OSE Immunotherapeutics has announced that the Independent Data Monitoring Committee (IDMC) has issued a second positive recommendation for the ongoing pivotal Phase III ARTEMIA trial evaluating Tedopi in advanced non-small cell lung cancer (NSCLC).
The IDMC recommended that the study continue as planned, with no protocol changes.
As part of the established study oversight plan, the Independent Data Monitoring Committee (IDMC), comprising impartial clinical and statistical experts, conducted a thorough evaluation of patient safety, trial execution and key efficacy indicators.
Following this review, the IDMC recommended that the study proceed without any modifications, affirming that the trial has been conducted robustly to this point.
Dr Silvia Comis, Chief Clinical and Medical Research Officer at OSE Immunotherapeutics, said: "We welcome this new positive assessment from the IDMC."

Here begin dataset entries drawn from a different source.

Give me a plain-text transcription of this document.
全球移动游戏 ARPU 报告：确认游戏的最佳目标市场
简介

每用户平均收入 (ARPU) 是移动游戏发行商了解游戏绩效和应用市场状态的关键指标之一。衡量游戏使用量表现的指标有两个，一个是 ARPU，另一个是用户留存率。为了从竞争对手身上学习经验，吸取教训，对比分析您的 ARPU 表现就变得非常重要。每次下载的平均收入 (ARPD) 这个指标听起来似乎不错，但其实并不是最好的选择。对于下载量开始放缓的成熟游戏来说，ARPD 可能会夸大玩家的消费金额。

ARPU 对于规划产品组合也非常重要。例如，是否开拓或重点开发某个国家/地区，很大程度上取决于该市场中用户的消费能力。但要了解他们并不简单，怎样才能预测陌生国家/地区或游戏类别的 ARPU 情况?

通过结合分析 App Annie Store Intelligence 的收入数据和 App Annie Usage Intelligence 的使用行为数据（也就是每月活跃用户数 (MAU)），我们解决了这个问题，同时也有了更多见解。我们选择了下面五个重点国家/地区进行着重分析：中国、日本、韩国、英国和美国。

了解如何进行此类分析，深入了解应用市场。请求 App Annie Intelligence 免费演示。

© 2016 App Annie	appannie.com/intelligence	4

A total of 163 patients had been randomised at the time of the meeting, with 152 included in the analysis reviewed by the IDMC. These figures are fully consistent with our recruitment objectives.
Initiated in 2024, the ARTEMIA trial is comparing Tedopi monotherapy with standard docetaxel in HLA-A2–positive patients with metastatic NSCLC who have developed secondary resistance to immune checkpoint inhibitors.
The trial is enrolling participants at sites across Europe, the UK, the US and Canada. It is designed to generate confirmatory data to support potential regulatory filings.
The next review by the Independent Data Monitoring Committee (IDMC) is scheduled for October 2026, with study enrollment expected to conclude by the end of 2026.
An interim futility analysis for Tedopi in the NSCLC pivotal Phase III trial is anticipated in the third quarter of 2026, with primary endpoint results for overall survival expected in the first quarter of 2028.